The objective of this systematic review was to evaluate the efficacy and tolerability of perioperative gabapentin administration for the control of acute postoperative pain. We searched Medline (1966-2006), the Cochrane Library (2006), Scopus, CINAHL and bibliographies from clinical trials and review articles. We included randomized controlled trials (RCTs) comparing gabapentin with inactive controls in surgical patients. Sixteen valid RCTs were included. Weighted mean difference (WMD) for postoperative pain intensity (0-100 mm visual analogue scale) was -16.55 mm at 6 h and -10.87 mm at 24 h for treatment with a single preoperative dose of gabapentin 1200 mg. Cumulative opioid consumption at 24 h was also significantly decreased with gabapentin (WMD, -27.90 mg). When gabapentin was administered at doses less than 1200 mg, pain intensity was also lower at 6 h (WMD, -22.43 mm) and 24 h (WMD, -13.18 mm).
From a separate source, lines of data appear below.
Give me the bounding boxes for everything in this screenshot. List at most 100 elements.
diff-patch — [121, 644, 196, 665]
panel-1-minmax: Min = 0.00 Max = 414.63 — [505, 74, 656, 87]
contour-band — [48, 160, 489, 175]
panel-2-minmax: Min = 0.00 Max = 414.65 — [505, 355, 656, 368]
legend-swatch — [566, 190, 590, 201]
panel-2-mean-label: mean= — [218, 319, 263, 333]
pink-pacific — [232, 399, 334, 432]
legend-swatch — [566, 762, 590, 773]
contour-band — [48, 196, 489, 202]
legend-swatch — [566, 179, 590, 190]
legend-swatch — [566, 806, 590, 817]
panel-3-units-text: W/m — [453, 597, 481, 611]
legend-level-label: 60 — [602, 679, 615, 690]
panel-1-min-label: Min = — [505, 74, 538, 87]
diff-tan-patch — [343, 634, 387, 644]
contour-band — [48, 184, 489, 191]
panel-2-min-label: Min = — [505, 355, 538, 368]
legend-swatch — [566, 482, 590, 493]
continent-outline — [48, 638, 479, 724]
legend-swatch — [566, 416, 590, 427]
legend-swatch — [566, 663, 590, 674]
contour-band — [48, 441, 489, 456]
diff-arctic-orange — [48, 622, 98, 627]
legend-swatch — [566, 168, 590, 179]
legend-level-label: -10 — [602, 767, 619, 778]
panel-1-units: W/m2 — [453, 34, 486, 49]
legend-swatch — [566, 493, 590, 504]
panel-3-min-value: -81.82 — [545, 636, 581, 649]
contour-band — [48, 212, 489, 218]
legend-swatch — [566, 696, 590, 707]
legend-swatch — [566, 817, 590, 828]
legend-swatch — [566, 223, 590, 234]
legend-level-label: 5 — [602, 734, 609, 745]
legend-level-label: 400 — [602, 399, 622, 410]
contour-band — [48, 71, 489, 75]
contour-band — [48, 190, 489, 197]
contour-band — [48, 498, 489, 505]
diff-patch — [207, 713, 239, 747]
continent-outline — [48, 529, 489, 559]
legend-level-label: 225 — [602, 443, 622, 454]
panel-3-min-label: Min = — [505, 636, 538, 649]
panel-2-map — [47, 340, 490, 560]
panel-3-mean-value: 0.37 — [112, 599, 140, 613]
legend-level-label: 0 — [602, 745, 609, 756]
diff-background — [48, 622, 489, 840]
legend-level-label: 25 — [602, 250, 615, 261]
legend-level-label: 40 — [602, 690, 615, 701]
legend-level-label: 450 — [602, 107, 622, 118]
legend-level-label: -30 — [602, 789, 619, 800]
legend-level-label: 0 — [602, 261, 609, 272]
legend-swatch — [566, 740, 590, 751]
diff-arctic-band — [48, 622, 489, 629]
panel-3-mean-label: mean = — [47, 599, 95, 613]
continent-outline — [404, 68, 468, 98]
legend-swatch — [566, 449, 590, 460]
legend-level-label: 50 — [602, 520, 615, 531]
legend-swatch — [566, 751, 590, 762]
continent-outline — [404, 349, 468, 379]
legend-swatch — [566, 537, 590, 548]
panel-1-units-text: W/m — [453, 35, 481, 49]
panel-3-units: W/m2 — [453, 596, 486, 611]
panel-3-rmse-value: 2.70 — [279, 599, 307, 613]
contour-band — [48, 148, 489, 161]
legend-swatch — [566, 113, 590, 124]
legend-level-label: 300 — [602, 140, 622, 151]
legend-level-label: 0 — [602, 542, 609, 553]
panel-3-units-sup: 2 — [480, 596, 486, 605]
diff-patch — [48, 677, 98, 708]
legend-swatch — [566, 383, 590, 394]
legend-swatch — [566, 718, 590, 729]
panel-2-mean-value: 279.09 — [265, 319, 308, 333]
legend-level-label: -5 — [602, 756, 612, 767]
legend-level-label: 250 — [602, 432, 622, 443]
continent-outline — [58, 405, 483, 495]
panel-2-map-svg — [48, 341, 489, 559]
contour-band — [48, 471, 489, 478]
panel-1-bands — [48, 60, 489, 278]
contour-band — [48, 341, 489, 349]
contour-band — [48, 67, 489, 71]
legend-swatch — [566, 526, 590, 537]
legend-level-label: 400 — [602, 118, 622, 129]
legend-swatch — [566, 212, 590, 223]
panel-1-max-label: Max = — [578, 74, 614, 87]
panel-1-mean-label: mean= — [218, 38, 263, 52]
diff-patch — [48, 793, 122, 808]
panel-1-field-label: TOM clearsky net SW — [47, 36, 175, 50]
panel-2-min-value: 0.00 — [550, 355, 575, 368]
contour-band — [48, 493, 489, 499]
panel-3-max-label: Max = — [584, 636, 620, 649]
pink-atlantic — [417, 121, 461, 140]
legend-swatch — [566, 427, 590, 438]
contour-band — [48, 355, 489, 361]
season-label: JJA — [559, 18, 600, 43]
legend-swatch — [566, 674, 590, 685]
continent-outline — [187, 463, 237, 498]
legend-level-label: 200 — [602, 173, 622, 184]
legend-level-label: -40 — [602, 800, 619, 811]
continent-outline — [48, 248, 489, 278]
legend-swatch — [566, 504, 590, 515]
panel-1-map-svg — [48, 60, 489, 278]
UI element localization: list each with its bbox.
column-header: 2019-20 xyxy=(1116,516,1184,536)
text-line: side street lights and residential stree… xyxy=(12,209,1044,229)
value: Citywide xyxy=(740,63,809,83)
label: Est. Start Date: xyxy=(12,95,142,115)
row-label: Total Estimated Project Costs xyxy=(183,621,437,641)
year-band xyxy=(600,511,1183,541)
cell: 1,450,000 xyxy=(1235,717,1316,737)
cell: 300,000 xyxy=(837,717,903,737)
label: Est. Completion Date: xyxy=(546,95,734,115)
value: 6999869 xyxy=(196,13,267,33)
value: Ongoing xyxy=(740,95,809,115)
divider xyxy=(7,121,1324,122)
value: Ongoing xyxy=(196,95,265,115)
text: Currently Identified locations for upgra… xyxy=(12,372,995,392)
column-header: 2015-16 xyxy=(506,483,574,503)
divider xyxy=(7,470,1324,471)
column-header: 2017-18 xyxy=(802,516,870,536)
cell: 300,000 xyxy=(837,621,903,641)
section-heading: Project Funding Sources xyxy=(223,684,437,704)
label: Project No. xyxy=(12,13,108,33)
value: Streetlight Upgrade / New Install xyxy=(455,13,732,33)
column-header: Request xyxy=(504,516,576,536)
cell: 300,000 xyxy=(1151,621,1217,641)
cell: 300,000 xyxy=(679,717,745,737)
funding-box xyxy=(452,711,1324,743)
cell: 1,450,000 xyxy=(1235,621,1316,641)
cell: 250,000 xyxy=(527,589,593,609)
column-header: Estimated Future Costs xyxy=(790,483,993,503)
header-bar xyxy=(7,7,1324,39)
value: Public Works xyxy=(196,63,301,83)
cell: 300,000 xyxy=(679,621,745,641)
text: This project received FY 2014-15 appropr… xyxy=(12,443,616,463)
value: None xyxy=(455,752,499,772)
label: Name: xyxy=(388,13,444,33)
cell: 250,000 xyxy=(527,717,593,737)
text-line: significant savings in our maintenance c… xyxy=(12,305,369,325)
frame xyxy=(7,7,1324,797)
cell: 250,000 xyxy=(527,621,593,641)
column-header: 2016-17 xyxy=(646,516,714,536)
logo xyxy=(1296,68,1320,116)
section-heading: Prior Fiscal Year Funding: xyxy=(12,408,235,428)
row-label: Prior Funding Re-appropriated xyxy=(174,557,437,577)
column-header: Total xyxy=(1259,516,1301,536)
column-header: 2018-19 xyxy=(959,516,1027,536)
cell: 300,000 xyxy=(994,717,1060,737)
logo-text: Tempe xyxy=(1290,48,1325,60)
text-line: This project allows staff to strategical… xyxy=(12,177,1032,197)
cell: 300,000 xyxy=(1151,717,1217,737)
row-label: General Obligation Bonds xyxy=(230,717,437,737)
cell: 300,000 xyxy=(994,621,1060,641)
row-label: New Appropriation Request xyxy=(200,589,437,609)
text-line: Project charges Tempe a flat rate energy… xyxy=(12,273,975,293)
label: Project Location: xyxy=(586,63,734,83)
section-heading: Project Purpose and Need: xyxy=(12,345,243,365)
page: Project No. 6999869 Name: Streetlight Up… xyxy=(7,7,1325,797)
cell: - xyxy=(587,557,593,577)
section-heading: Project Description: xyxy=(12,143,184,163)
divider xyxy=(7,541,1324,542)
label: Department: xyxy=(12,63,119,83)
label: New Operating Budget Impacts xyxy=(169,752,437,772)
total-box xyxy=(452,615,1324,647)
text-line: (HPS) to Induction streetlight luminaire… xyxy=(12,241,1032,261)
Cumulative 24 h opioid consumption was also lower (WMD, -7.25 mg). Gabapentin was associated with an increased risk of sedation (Peto OR 3.86; 95% CI 2.50-5.94) but less opioid-related side effects such as vomiting (Peto OR 0.58; 95% CI 0.39-0.86) and pruritus (Peto OR 0.27; 95% CI 0.10-0.74). In conclusion, gabapentin has an analgesic and opioid-sparing effect in acute postoperative pain management when used in conjunction with opioids.